2.12.14

Im Keller

Österreich, BRD 2014 Regie: Ulrich Seidl 85 Min.

Schon der Titel ist eine Provokation, bezieht er sich doch auf Natascha Kampuschs Verlies im Keller ihres Peinigers. Mit seiner neuen Dokumentation schaut Ulrich Seidl, der Österreicher und Regisseur von „Models" (1998) und „Tierische Liebe" (1995) sowie der „Paradies"-Trilogie, genauer nach, was sonst noch alles bei seinen Landsleuten im Keller steckt. Er legt viel von dem bloß, was man (bei ihm) erwartet, die Vorfreude auf Abartiges wird schnell belohnt: Hinter hohen Hecken und geschlossenen Fassaden gibt es den Opern singenden Schießmeister in der unterirdischen Schießanlage. Eine Frau im Bademantel, die in den Keller des Mehrfamilienhauses geht, um eine lebensecht wirkende Babypuppe zu liebkosen und sich ausgiebig mit ihr zu unterhalten. Selbstverständlich auch ausgefallene Sexualpraktiken und ein Posaunist mit seinen Nazi-Devotionalien im „gemütlichen Raum", der mit dem Feudel in schwarz-rot-gelb die Hitler-Bilder und Bajonette abstaubt. Dazu eine riesige gelbe Schlange, die ein Hamsterchen mit gnadenloser Langsamkeit in einem Terrarium jagt, ein fülliger Wachmann, der nackt unter dem Regime einer Domina Hausputz macht, und eine schlüssige Erklärung, „weshalb der Türke nicht logisch denken kann". Die extreme Masochistin, die bei den Folter-Spielen ihre „Seele baumeln lassen kann". Das Entsetzen über den Nazi-Stammtisch kollidiert mit der Tristesse eines Jugendkellers.

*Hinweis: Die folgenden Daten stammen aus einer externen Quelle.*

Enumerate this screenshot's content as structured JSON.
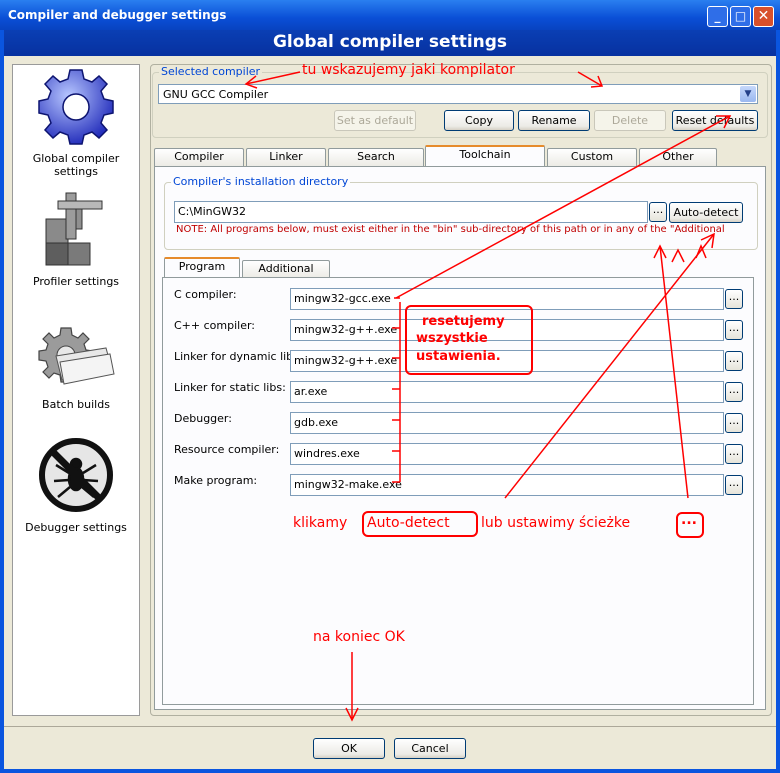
{
  "window": {
    "title": "Compiler and debugger settings"
  },
  "header": {
    "title": "Global compiler settings"
  },
  "sidebar": {
    "items": [
      {
        "label": "Global compiler settings"
      },
      {
        "label": "Profiler settings"
      },
      {
        "label": "Batch builds"
      },
      {
        "label": "Debugger settings"
      }
    ]
  },
  "selected_compiler": {
    "group_label": "Selected compiler",
    "value": "GNU GCC Compiler"
  },
  "compiler_buttons": {
    "set_default": "Set as default",
    "copy": "Copy",
    "rename": "Rename",
    "delete": "Delete",
    "reset_defaults": "Reset defaults"
  },
  "tabs": [
    "Compiler settings",
    "Linker settings",
    "Search directories",
    "Toolchain executables",
    "Custom variables",
    "Other settings"
  ],
  "install_dir": {
    "group_label": "Compiler's installation directory",
    "value": "C:\\MinGW32",
    "browse": "...",
    "auto_detect": "Auto-detect",
    "note": "NOTE: All programs below, must exist either in the \"bin\" sub-directory of this path or in any of the \"Additional"
  },
  "subtabs": [
    "Program Files",
    "Additional Paths"
  ],
  "programs": [
    {
      "label": "C compiler:",
      "value": "mingw32-gcc.exe"
    },
    {
      "label": "C++ compiler:",
      "value": "mingw32-g++.exe"
    },
    {
      "label": "Linker for dynamic libs:",
      "value": "mingw32-g++.exe"
    },
    {
      "label": "Linker for static libs:",
      "value": "ar.exe"
    },
    {
      "label": "Debugger:",
      "value": "gdb.exe"
    },
    {
      "label": "Resource compiler:",
      "value": "windres.exe"
    },
    {
      "label": "Make program:",
      "value": "mingw32-make.exe"
    }
  ],
  "footer": {
    "ok": "OK",
    "cancel": "Cancel"
  },
  "annotations": {
    "compiler_hint": "tu wskazujemy jaki kompilator",
    "reset_hint_1": "resetujemy",
    "reset_hint_2": "wszystkie",
    "reset_hint_3": "ustawienia.",
    "auto_hint_pre": "klikamy",
    "auto_hint_btn": "Auto-detect",
    "auto_hint_mid": "lub ustawimy ścieżke",
    "auto_hint_dots": "...",
    "ok_hint": "na koniec OK"
  },
  "colors": {
    "accent": "#0a55df",
    "annotation": "#ff0000",
    "group_label": "#0046d5",
    "note": "#c00000"
  }
}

Wie immer muss man bei Seidls Dokus mit viel Inszenierung rechnen und bei seinen „Spielfilmen" mit starken dokumentarischen Elementen. In Unkenntnis dessen wollten einige Publikationen einen „Skandal" hochkochen, als sie Aufnahmen eines Schützenvereins als inszeniert „entlarvten". Doch auch wenn sich Seidl treu bleibt und sein Personal wieder dem gleichen Horror-Kabinett entsprungen zu sein scheint, er gibt wohl wirkliche Haltungen und nicht zu vernachlässigende gesellschaftliche Strömungen wieder. Ästhetisch sitzen die Protagonisten immer wieder erstarrt wie eingeklebte Püppchen in den Installationen ihrer Sonderlichkeiten. Dazu diese streng symmetrischen Kompositionen, die ebenso wie die raschen Folgen unfassbarer Bilder und Menschen fesseln. Ein sehr mutiges, umstrittenes und ambivalentes Vergnügen.